According to the court, “[I]t cannot be said that there exists any European consensus on allowing same-sex marriages.”
The case was filed by a married man who started living as a woman and subsequently underwent sex-change surgery. The plaintiff claimed that existing Finnish law violated article eight of the European Convention on Human Rights, a treaty signed by 47 European countries. That particular provision bans government interference in a citizen’s “private and family life.”
So far, 10 of these countries have granted recognition to same-sex marriage.
Breitbart London summarized the issue that came before the highest human rights court in Strasbourg, Germany:
“The case arose after a man in Finland, who was married with a child, decided he wanted to live as a woman. After a sex-change operation, he attempted to change his governmental ‘male identity number’ to a female one. He was turned down because, according to law, he needed his wife’s consent to change their man-woman marriage to a ‘registered partnership,’ which she had withheld. The problem in short is that this married man and woman could no longer be considered married in Finland if he changed his sex to female because Finland does not allow same-sex marriage. The couple would be required to accept a ‘registered partnership,’ something they objected to.”
In its written decision, the court explained that a civil union in Finland for same-sex couples provides comparable legal protections to traditional marriage. Against that backdrop, under Finish law, the plaintiff has three options, the court explained: status quo including the male identity number, obtain a registered partnership with the wife’s consent, or get divorced.
The court wrote that it was “mindful of the fact that the applicant is not advocating same-sex marriage in general but merely wants to preserve her own marriage. However, it considers that the applicant’s claim, if accepted, would in practice lead to a situation in which two persons of the same sex could be married to each other. As already stated above, no such right currently exists in Finland.”
Added the majority opinion: “The Court reiterates its case-law according to which Article 8 of the Convention cannot be interpreted as imposing an obligation on Contracting States to grant same-sex couples access to marriage.”

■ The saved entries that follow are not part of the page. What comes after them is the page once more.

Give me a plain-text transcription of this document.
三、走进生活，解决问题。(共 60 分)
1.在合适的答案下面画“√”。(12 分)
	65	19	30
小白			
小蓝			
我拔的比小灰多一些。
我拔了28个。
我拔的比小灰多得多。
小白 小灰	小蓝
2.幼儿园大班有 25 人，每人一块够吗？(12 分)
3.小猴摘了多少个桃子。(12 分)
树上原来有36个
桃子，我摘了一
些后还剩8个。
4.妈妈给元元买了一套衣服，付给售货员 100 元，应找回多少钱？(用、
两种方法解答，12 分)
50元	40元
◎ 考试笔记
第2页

Following gender reassignment surgery, a marriage evidently automatically converts to a registered partnership, or vice versa, under Finnish law if the non-transexual spouse agrees to the gender change.
Responding to the court decision, an Amnesty International official declared, “With this deeply disappointing and unjust ruling, the European Court of Human Rights is condoning Finland’s repressive laws affecting transgender people and reinforcing harmful gender stereotypes. These laws are disproportionate and discriminatory. They are forcing [the plaintiff] to choose between legal recognition of her gender identity and staying married with her partner. Having to choose one over the other is a violation of her rights.”

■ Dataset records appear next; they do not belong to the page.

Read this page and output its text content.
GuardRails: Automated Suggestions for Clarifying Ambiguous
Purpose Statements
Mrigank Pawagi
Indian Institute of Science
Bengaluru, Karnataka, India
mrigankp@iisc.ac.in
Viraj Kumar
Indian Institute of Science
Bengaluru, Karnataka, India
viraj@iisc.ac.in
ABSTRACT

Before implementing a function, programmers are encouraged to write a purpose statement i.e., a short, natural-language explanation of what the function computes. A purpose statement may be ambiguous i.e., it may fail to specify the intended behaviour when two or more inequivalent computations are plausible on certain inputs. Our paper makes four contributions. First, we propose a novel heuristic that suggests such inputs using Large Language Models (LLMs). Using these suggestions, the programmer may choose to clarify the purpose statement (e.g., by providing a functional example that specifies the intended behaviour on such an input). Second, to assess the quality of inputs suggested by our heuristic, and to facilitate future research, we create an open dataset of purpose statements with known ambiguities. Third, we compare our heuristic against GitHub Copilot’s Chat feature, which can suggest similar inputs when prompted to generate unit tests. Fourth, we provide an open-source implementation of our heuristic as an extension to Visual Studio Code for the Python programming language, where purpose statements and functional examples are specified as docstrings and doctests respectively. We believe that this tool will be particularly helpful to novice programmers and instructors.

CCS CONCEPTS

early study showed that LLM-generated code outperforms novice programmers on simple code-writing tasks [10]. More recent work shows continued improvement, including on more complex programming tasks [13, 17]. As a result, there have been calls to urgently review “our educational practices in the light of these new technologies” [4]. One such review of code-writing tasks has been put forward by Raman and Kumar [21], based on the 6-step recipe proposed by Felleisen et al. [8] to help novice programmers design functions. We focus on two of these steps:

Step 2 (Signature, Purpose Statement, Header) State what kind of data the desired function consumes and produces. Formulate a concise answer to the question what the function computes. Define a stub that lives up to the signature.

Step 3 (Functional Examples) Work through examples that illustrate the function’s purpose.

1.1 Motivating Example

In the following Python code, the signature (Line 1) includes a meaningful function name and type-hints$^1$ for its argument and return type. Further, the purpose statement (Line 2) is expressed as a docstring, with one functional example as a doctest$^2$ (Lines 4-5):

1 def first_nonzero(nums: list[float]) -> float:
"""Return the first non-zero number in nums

Commented the plaintiff in an open letter, “I will stay married after this judgment. There is nothing on earth that will get us separated. We won’t terminate our marriage. We do not call it cis or trans or whatever. It is a religious marriage as I have proven to the court.”

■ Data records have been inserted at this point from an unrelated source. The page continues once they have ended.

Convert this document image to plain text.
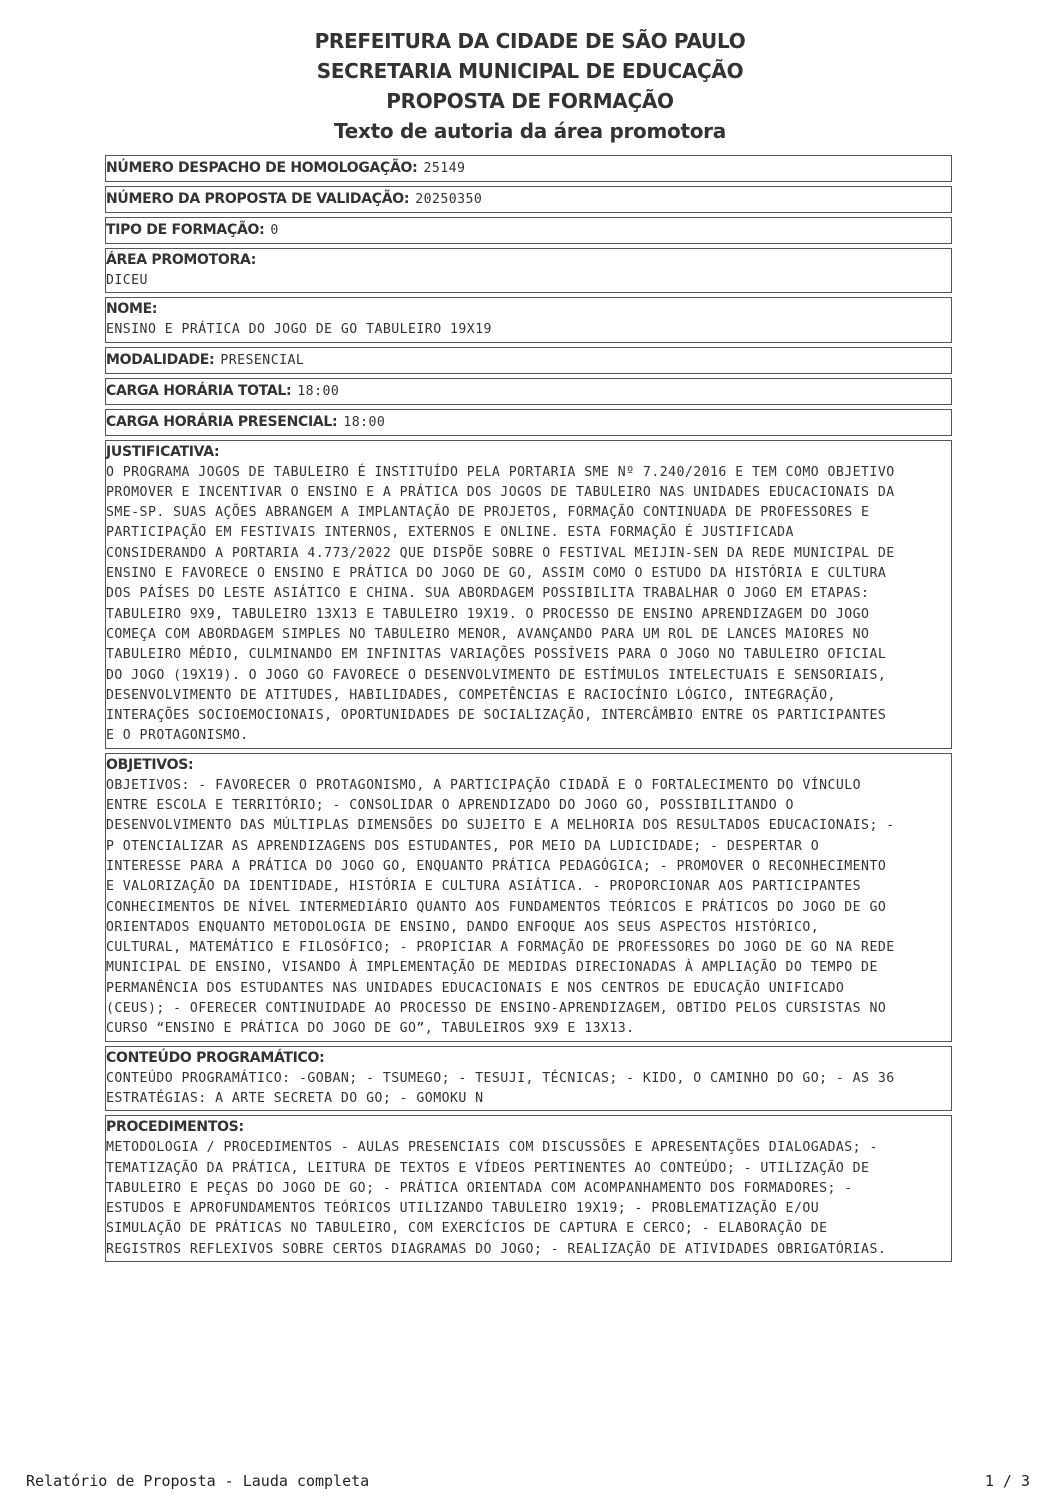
PREFEITURA DA CIDADE DE SÃO PAULO
SECRETARIA MUNICIPAL DE EDUCAÇÃO
PROPOSTA DE FORMAÇÃO
Texto de autoria da área promotora
NÚMERO DESPACHO DE HOMOLOGAÇÃO: 25149
NÚMERO DA PROPOSTA DE VALIDAÇÃO: 20250350
TIPO DE FORMAÇÃO: 0
ÁREA PROMOTORA:
DICEU
NOME:
ENSINO E PRÁTICA DO JOGO DE GO TABULEIRO 19X19
MODALIDADE: PRESENCIAL
CARGA HORÁRIA TOTAL: 18:00
CARGA HORÁRIA PRESENCIAL: 18:00
JUSTIFICATIVA:
O PROGRAMA JOGOS DE TABULEIRO É INSTITUÍDO PELA PORTARIA SME Nº 7.240/2016 E TEM COMO OBJETIVO
PROMOVER E INCENTIVAR O ENSINO E A PRÁTICA DOS JOGOS DE TABULEIRO NAS UNIDADES EDUCACIONAIS DA
SME-SP. SUAS AÇÕES ABRANGEM A IMPLANTAÇÃO DE PROJETOS, FORMAÇÃO CONTINUADA DE PROFESSORES E
PARTICIPAÇÃO EM FESTIVAIS INTERNOS, EXTERNOS E ONLINE. ESTA FORMAÇÃO É JUSTIFICADA
CONSIDERANDO A PORTARIA 4.773/2022 QUE DISPÕE SOBRE O FESTIVAL MEIJIN-SEN DA REDE MUNICIPAL DE
ENSINO E FAVORECE O ENSINO E PRÁTICA DO JOGO DE GO, ASSIM COMO O ESTUDO DA HISTÓRIA E CULTURA
DOS PAÍSES DO LESTE ASIÁTICO E CHINA. SUA ABORDAGEM POSSIBILITA TRABALHAR O JOGO EM ETAPAS:
TABULEIRO 9X9, TABULEIRO 13X13 E TABULEIRO 19X19. O PROCESSO DE ENSINO APRENDIZAGEM DO JOGO
COMEÇA COM ABORDAGEM SIMPLES NO TABULEIRO MENOR, AVANÇANDO PARA UM ROL DE LANCES MAIORES NO
TABULEIRO MÉDIO, CULMINANDO EM INFINITAS VARIAÇÕES POSSÍVEIS PARA O JOGO NO TABULEIRO OFICIAL
DO JOGO (19X19). O JOGO GO FAVORECE O DESENVOLVIMENTO DE ESTÍMULOS INTELECTUAIS E SENSORIAIS,
DESENVOLVIMENTO DE ATITUDES, HABILIDADES, COMPETÊNCIAS E RACIOCÍNIO LÓGICO, INTEGRAÇÃO,
INTERAÇÕES SOCIOEMOCIONAIS, OPORTUNIDADES DE SOCIALIZAÇÃO, INTERCÂMBIO ENTRE OS PARTICIPANTES
E O PROTAGONISMO.
OBJETIVOS:
OBJETIVOS: - FAVORECER O PROTAGONISMO, A PARTICIPAÇÃO CIDADÃ E O FORTALECIMENTO DO VÍNCULO
ENTRE ESCOLA E TERRITÓRIO; - CONSOLIDAR O APRENDIZADO DO JOGO GO, POSSIBILITANDO O
DESENVOLVIMENTO DAS MÚLTIPLAS DIMENSÕES DO SUJEITO E A MELHORIA DOS RESULTADOS EDUCACIONAIS; -
P OTENCIALIZAR AS APRENDIZAGENS DOS ESTUDANTES, POR MEIO DA LUDICIDADE; - DESPERTAR O
INTERESSE PARA A PRÁTICA DO JOGO GO, ENQUANTO PRÁTICA PEDAGÓGICA; - PROMOVER O RECONHECIMENTO
E VALORIZAÇÃO DA IDENTIDADE, HISTÓRIA E CULTURA ASIÁTICA. - PROPORCIONAR AOS PARTICIPANTES
CONHECIMENTOS DE NÍVEL INTERMEDIÁRIO QUANTO AOS FUNDAMENTOS TEÓRICOS E PRÁTICOS DO JOGO DE GO
ORIENTADOS ENQUANTO METODOLOGIA DE ENSINO, DANDO ENFOQUE AOS SEUS ASPECTOS HISTÓRICO,
CULTURAL, MATEMÁTICO E FILOSÓFICO; - PROPICIAR A FORMAÇÃO DE PROFESSORES DO JOGO DE GO NA REDE
MUNICIPAL DE ENSINO, VISANDO À IMPLEMENTAÇÃO DE MEDIDAS DIRECIONADAS À AMPLIAÇÃO DO TEMPO DE
PERMANÊNCIA DOS ESTUDANTES NAS UNIDADES EDUCACIONAIS E NOS CENTROS DE EDUCAÇÃO UNIFICADO
(CEUS); - OFERECER CONTINUIDADE AO PROCESSO DE ENSINO-APRENDIZAGEM, OBTIDO PELOS CURSISTAS NO
CURSO “ENSINO E PRÁTICA DO JOGO DE GO”, TABULEIROS 9X9 E 13X13.
CONTEÚDO PROGRAMÁTICO:
CONTEÚDO PROGRAMÁTICO: -GOBAN; - TSUMEGO; - TESUJI, TÉCNICAS; - KIDO, O CAMINHO DO GO; - AS 36
ESTRATÉGIAS: A ARTE SECRETA DO GO; - GOMOKU N
PROCEDIMENTOS:
METODOLOGIA / PROCEDIMENTOS - AULAS PRESENCIAIS COM DISCUSSÕES E APRESENTAÇÕES DIALOGADAS; -
TEMATIZAÇÃO DA PRÁTICA, LEITURA DE TEXTOS E VÍDEOS PERTINENTES AO CONTEÚDO; - UTILIZAÇÃO DE
TABULEIRO E PEÇAS DO JOGO DE GO; - PRÁTICA ORIENTADA COM ACOMPANHAMENTO DOS FORMADORES; -
ESTUDOS E APROFUNDAMENTOS TEÓRICOS UTILIZANDO TABULEIRO 19X19; - PROBLEMATIZAÇÃO E/OU
SIMULAÇÃO DE PRÁTICAS NO TABULEIRO, COM EXERCÍCIOS DE CAPTURA E CERCO; - ELABORAÇÃO DE
REGISTROS REFLEXIVOS SOBRE CERTOS DIAGRAMAS DO JOGO; - REALIZAÇÃO DE ATIVIDADES OBRIGATÓRIAS.
Relatório de Proposta - Lauda completa	1 / 3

A separate article in the convention “enshrines the traditional concept of marriage as being between a man and a woman,” the court noted, however.
Separately, as previously reported by The Inquisitr, a Christian-owned bakery in Belfast, Northern Ireland, faces potential discrimination charges for refusing to bake a cake that promoted gay marriage. Same-sex marriage is not legal in Northern Ireland although it is elsewhere in the U.K.
In the U.S., judges at the federal and state level have given the go-ahead to gay marriage in a number of states even in instances where voters have amended a state constitution to define marriage as between one man and one woman.
Do you agree or disagree with the court’s decision that gay marriage generally falls short of qualifying as a human right?